« Le Vol nuptial de la reine des abeilles et de Mélisande » Poétique de la nature dans l’œuvre de Maurice Maeterlinck

par Mathilde Regent

Thèse de doctorat en Littératures française et francophone

Sous la direction de Henri Scepi.

Thèses en préparation à Paris 3 , dans le cadre de École doctorale Littérature française et comparée (Paris) , en partenariat avec Centre de Recherche sur les Poétiques du XIXe siècle (Paris) (laboratoire) depuis le 10-11-2017 .


  • Résumé

    Ce travail propose de retracer la cohérence d’une pensée de la Nature développée dans l’ensemble de l’œuvre de Maeterlinck, tous genres confondus ; d’observer les choix poétiques et dramaturgiques qui en découlent ; et d’examiner l’intérêt de relire certains questionnements esthétiques et éthiques à la lumière du discours naturaliste ou entomologiste de l’auteur. Parce qu’elle engage une pensée de la loi et de l’intentionnalité, mais aussi des modes d’inscription d’un être dans un milieu, une collectivité, et une temporalité évolutive, la réflexion sur la Nature et sur l’évolution, dans les différentes théorisations auxquelles elle donne lieu au XIXe siècle, implique un changement de perspective, et un usage distancié de l’anthropomorphisme, qui s’accompagne en retour d’une saisie transindividuelle des processus humains. Elle implique une redéfinition de l’instinct, qui fait écho à celles que proposent les champs entomologiste, mais aussi médical et juridique, qui conduit à repenser les notions de justice et de responsabilité.
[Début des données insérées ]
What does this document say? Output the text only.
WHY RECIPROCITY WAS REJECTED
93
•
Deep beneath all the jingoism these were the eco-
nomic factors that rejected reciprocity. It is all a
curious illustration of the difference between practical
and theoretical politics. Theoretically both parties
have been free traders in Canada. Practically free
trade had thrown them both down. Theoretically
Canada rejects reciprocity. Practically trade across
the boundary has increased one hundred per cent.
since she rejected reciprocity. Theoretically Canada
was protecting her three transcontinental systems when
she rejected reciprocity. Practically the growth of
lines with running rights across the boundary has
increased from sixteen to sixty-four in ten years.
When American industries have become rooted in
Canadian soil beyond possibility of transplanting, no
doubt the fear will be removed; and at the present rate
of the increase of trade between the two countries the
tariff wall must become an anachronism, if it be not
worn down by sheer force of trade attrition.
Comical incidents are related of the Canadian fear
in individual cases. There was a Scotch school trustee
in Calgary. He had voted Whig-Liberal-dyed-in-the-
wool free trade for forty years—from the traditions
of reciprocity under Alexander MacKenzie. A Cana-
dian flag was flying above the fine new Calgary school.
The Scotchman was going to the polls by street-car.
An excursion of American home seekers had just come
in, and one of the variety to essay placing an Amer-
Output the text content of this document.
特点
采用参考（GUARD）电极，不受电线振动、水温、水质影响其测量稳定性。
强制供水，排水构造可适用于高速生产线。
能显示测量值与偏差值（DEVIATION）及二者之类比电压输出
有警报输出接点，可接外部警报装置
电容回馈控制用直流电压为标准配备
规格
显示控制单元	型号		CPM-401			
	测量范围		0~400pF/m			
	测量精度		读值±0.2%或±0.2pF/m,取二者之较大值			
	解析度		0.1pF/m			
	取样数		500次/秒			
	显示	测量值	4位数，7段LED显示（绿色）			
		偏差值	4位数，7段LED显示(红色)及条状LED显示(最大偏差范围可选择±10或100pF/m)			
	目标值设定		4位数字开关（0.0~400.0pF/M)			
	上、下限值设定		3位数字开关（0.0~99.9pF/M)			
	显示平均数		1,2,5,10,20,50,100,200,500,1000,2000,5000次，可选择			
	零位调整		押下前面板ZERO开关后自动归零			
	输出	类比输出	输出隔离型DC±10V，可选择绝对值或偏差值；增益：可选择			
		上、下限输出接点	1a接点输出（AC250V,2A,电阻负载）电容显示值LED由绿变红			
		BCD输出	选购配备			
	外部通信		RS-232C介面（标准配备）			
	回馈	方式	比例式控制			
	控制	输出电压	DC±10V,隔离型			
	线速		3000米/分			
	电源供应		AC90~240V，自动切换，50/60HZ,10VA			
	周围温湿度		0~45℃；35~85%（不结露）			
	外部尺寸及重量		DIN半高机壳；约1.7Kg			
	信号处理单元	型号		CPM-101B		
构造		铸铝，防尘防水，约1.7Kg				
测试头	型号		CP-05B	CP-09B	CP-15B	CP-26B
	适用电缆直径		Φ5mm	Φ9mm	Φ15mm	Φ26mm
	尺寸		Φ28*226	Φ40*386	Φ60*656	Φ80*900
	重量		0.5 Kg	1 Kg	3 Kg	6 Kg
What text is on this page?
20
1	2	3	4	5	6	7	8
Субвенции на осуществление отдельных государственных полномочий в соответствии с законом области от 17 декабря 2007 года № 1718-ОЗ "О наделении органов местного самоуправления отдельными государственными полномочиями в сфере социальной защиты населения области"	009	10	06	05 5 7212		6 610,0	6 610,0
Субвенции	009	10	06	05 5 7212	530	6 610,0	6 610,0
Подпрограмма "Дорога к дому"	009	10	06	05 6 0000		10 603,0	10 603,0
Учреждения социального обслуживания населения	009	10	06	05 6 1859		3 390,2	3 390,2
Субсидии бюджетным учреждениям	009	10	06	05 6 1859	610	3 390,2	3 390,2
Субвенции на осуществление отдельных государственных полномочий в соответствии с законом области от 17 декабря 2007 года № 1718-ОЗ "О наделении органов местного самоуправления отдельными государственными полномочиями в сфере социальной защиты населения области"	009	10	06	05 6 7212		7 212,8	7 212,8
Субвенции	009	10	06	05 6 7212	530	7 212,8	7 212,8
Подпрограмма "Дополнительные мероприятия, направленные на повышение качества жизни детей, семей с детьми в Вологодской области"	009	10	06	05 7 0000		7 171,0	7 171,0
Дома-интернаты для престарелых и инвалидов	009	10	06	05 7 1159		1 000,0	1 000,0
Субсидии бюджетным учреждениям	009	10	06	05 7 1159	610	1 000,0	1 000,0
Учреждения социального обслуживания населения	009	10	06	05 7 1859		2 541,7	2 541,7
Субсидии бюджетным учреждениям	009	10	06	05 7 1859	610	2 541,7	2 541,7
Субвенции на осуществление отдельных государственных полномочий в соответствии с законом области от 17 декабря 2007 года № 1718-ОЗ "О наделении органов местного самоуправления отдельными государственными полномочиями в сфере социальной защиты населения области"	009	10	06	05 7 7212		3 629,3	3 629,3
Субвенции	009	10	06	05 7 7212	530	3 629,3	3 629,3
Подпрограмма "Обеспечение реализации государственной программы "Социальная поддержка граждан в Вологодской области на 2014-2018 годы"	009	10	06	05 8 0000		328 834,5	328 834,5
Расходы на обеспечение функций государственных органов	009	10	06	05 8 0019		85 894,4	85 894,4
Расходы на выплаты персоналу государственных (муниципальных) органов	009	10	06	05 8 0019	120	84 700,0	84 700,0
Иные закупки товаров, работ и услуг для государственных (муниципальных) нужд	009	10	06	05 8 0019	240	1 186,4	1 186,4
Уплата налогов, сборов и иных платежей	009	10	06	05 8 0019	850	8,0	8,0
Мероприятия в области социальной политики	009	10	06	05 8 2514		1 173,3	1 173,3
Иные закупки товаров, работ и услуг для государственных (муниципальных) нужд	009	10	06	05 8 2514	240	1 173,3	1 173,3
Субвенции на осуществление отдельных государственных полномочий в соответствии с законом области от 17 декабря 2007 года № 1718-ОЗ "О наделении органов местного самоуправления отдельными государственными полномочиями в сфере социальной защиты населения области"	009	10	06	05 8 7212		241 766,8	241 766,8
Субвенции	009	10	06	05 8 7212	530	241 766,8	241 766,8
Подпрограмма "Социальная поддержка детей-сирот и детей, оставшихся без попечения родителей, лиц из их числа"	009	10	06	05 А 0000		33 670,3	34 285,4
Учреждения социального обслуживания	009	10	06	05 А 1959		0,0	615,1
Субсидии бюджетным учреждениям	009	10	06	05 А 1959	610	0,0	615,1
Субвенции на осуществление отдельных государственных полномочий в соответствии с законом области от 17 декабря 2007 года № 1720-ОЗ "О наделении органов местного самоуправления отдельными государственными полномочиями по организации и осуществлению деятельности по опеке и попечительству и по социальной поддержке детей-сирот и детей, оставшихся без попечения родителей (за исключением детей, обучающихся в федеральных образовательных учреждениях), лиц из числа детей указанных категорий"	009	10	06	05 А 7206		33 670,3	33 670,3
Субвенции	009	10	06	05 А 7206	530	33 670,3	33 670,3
Elle est ainsi au cœur d’une nouvelle dramaturgie qui entend représenter non les actions des hommes, mais les « gestes inconscients de l’être » (M. Maeterlinck). Cette réflexion se traduit à la fois par une poétique de l’idée évolutive dont témoignent les essais, et par différentes expérimentations lyriques et dramaturgiques : réévaluation des relations entre le personnage et son milieu dans le discours et la pratique dramaturgiques, mais aussi dans l’écriture des Serres Chaudes, jeu de perspectives et « mélodrames discontinus » (P. McGuinness) du premier théâtre, féeries plus tardives qui figurent sur scène une idéale congruence entre les lois de la Nature et les lois morales humaines. L’ambivalence de cet idéal est à l’origine d’une poétique de l’indétermination, mais aussi de l’ambiguïté et de la suggestion morale.

  • Titre traduit

    « The Wedding flight of Melisande and the Queen Bee » : maeterlinck’s Poetics of nature


  • Résumé

    This study traces Maeterlinck's reflections on Nature throughout his complete corpus. It explores the poetic and dramaturgical choices that result from it and aims to shed light on Maeterlinck’s aesthetic and ethical questioning from this perspective. Forming an idea of nature engages a redefinition of law and intentionality, but also an exploration of the way natural beings inhabit their environment, interact with the collectivity they are part of, and occupy a specific position within the course of natural evolution. This reflection implies a change in our appraisal of the relation between man and his environment, that results in a distanced use of anthropomorphism, and an attempt to grasp human processes at a transindividual level. It also results in a renewed understanding of instinct, echoed in the contemporary entomological, medical and legal fields, and a re-evaluation of our ideas of justice and responsibility. Maeterlinck’s dramaturgy thus aims at representing the “unconscious gestures of being” instead of the actions of men (M. Maeterlinck). This reflection is expressed at a poetical, lyrical and dramaturgical level. The essays experiment various means of translating evolving ideas into writing, whereas a unique underlying gesture unifies other parts of the corpus: the attempt to show a new kind of inscription of man within nature. It accounts for the renewed relations between human being and its environment in the “first theatre” and Serres Chaudes, plays of perspective and “discontinuous melodramas” (P. McGuinness) in the early theatre, or the fantasy dramaturgy at work in the late theatre: the late “féeries” showcase an ideal congruence between the laws of Nature and human moral laws. This ambivalent ideal results in a poetic use of indeterminacy, but also ambiguity and moral suggestion.